Restore an instance of an application from a backup file on the same system, or restore from a backup file to duplicate an instance on a new, similarly configured deployment.

If you are restoring from a backup that was created on another system, copy the backup archive file to the target system.

Restoring using the browser interface:

  1. Log in to the Control Center browser interface.
  2. In the Applications table, identify the name of the application instance.
  3. Stop the instance and verify that its subservices are stopped.

    1. In the Actions column of the Applications table, click Stop.
    2. In the Stop Service dialog box, click Stop Service and Children.
    3. In the Applications column of the Applications table, click the name of the stopped instance, and then scroll down to the Services table to verify that all services are stopped.

    Because snapshots are loaded to disk, during a restore you are not required to stop services while the file is loaded. Though the restore will not succeed, the snapshot and images are available for you to manually rollback each application.
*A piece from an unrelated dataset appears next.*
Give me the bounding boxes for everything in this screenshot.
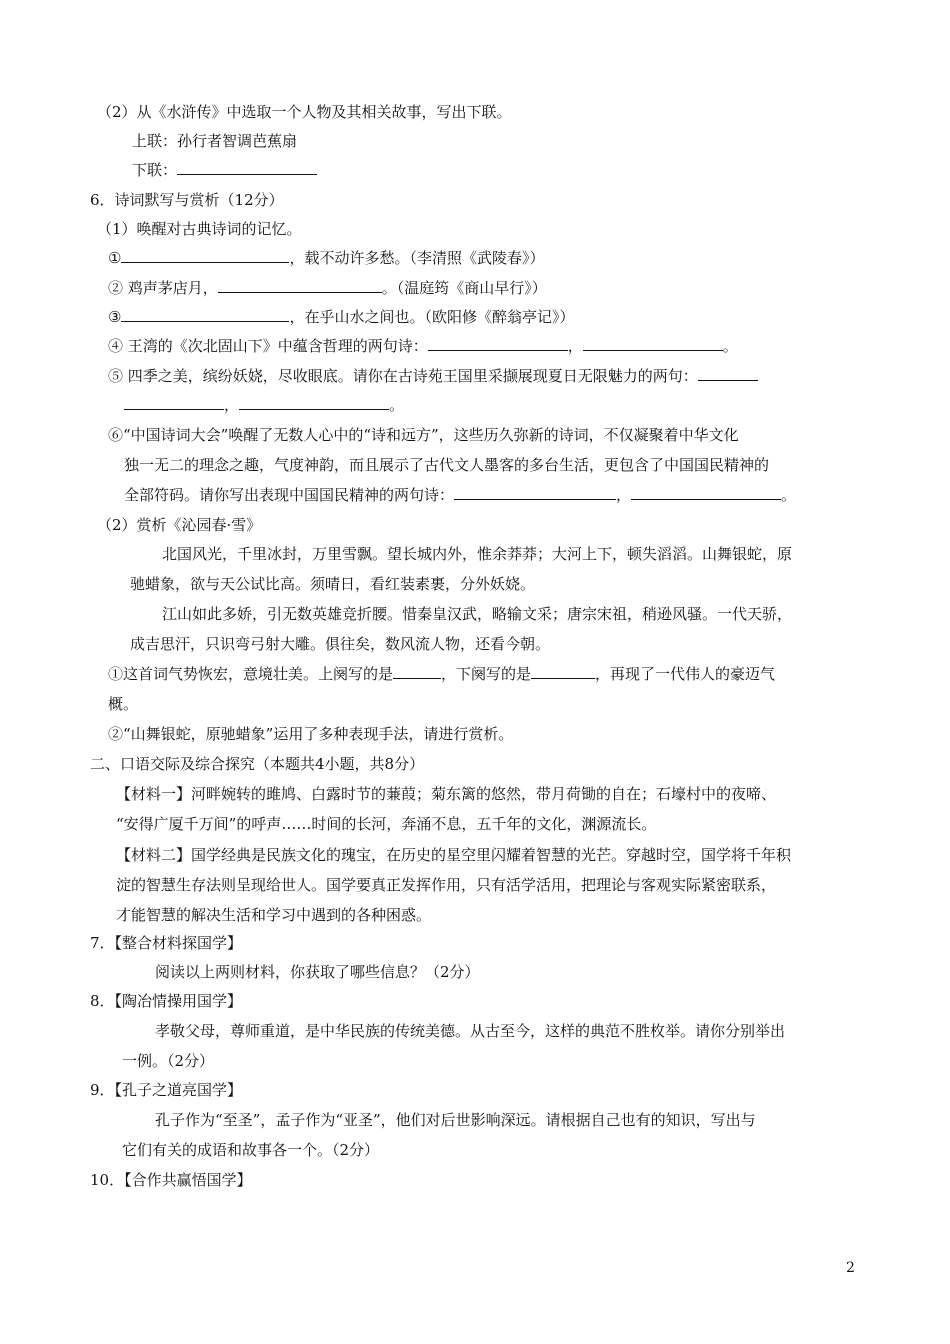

  4. Click the Backup / Restore tab.

  5. Beside the backup file that you want to use to restore your application, click Restore Backup. Confirm your selection by clicking Restore.
  6. When the restore is finished, click the Applications tab, then click Start beside the instance you just restored.
  7. Review and if necessary, define IP assignments.
    1. Click Applications and then click the application instance.
    2. Review the IP Assignments table. If all services have an IP assignment, no action is required.
    3. For any service that does not have an automatic IP assignment, click Assign, choose an IP, and then click Assign IP.

Restoring using the CLI:

  1. Log in to the Control Center master as root or as a user with serviced CLI privileges.

  2. Identify the name of the application instance to be restored with the serviced service status command.

  3. Stop the service if it is running with the serviced service stop $SERVICEDID command. In the case of the Resource Manager application, the command would be serviced service stop Zenoss.resmgr.

  4. Restore the backup file with the serviced restore command. For a backup file named backup-2019-01-29-232324.tgz located in the default /opt/serviced/var/backups/ directory, the command would be serviced restore /opt/serviced/var/backups/backup-2019-01-29-232324.tgz.

  5. A successful restore will print nothing to stdout. Detailed messaging can be found in the serviced journal on the Control Center master. The format in that case should look like the following:

    time="2019-01-30T16:33:49Z" level=info msg="Completed Restoring from Backup" action=restore backupfile="/opt/serviced/var/backups/backup-2019-01-29-232324.tgz" elapsed=223.894515sec

  6. Start the service with the serviced service start $SERVICEIDcommand. In the case of the Resource Manager application, the command would be serviced service start Zenoss.resmgr.